Na cerimónia marcaram presença os ajuntamentos de Alcañices, Fermoselle, Fonfria, Torregamones, Villar del Buey, Villarduega de la Ribera, Fariza, do lado espanhol e, do lado português Miranda do Douro.

O território que une o concelho de Miranda do Douro à zona fronteiriça de Zamora (Espanha) estende -se numa área que vai desde a freguesia de Constantim a Sendim, sendo considerada "uma das mais importantes portas de entrada em território nacional para quem vem do espaço europeu".

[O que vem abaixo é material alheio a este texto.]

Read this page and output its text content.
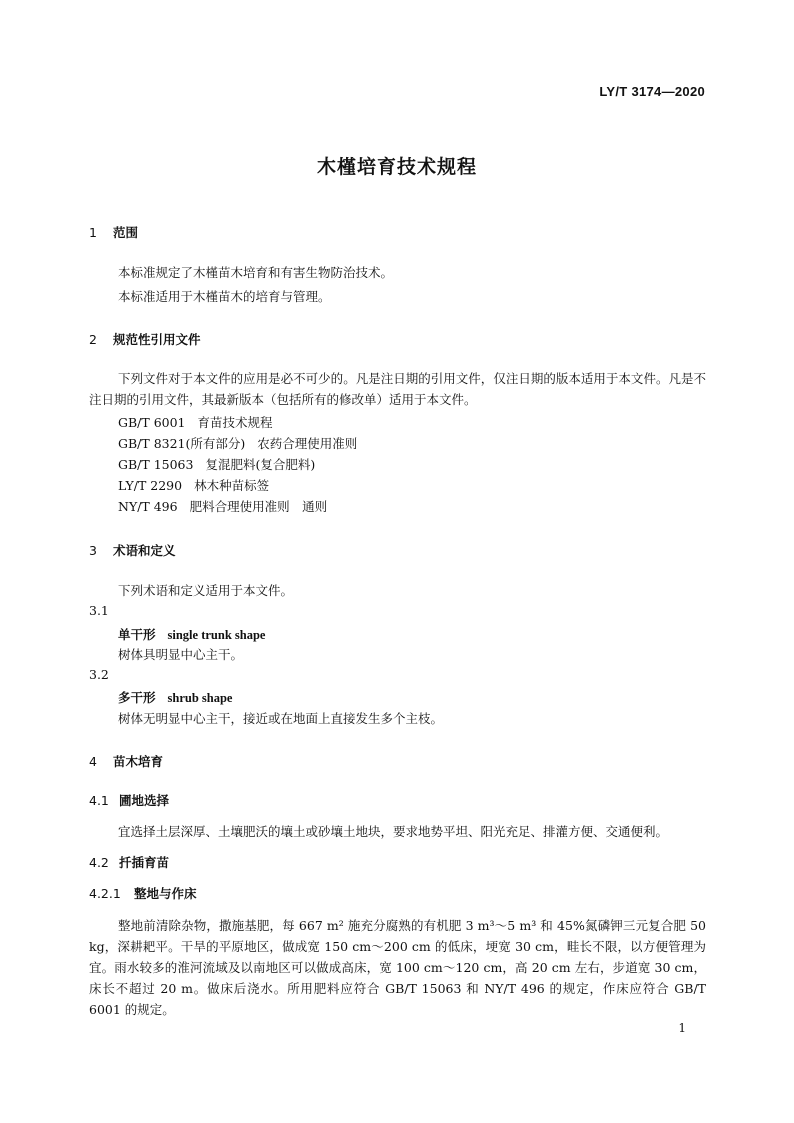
LY/T 3174—2020
木槿培育技术规程
1 范围
本标准规定了木槿苗木培育和有害生物防治技术。
本标准适用于木槿苗木的培育与管理。
2 规范性引用文件
下列文件对于本文件的应用是必不可少的。凡是注日期的引用文件，仅注日期的版本适用于本文件。凡是不注日期的引用文件，其最新版本（包括所有的修改单）适用于本文件。
GB/T 6001 育苗技术规程
GB/T 8321(所有部分) 农药合理使用准则
GB/T 15063 复混肥料(复合肥料)
LY/T 2290 林木种苗标签
NY/T 496 肥料合理使用准则　通则
3 术语和定义
下列术语和定义适用于本文件。
3.1
单干形 single trunk shape
树体具明显中心主干。
3.2
多干形 shrub shape
树体无明显中心主干，接近或在地面上直接发生多个主枝。
4 苗木培育
4.1 圃地选择
宜选择土层深厚、土壤肥沃的壤土或砂壤土地块，要求地势平坦、阳光充足、排灌方便、交通便利。
4.2 扦插育苗
4.2.1 整地与作床
整地前清除杂物，撒施基肥，每 667 m² 施充分腐熟的有机肥 3 m³～5 m³ 和 45%氮磷钾三元复合肥 50 kg，深耕耙平。干旱的平原地区，做成宽 150 cm～200 cm 的低床，埂宽 30 cm，畦长不限，以方便管理为宜。雨水较多的淮河流域及以南地区可以做成高床，宽 100 cm～120 cm，高 20 cm 左右，步道宽 30 cm，床长不超过 20 m。做床后浇水。所用肥料应符合 GB/T 15063 和 NY/T 496 的规定，作床应符合 GB/T 6001 的规定。
1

Há 150 anos que anualmente portugueses e espanhóis assinam as atas de Reposição de Fronteira " fiscalizado" o estado dos marcos que, com o tempo, vão sendo danificados ou mesmo vandalizados.

O tratado de Limites de Fronteira entre Portugal e Espanha é datado de 29 de setembro de 1864.

Segundo o sítio na Internet dos Serviços Cartográficos do Exército, a fronteira luso-espanhola estendesse desde a foz do rio Minho, a norte, até à foz do rio Guadiana, a sul, ao longo de mais de 1300 quilómetros, sendo definida por cursos de água e por marcos.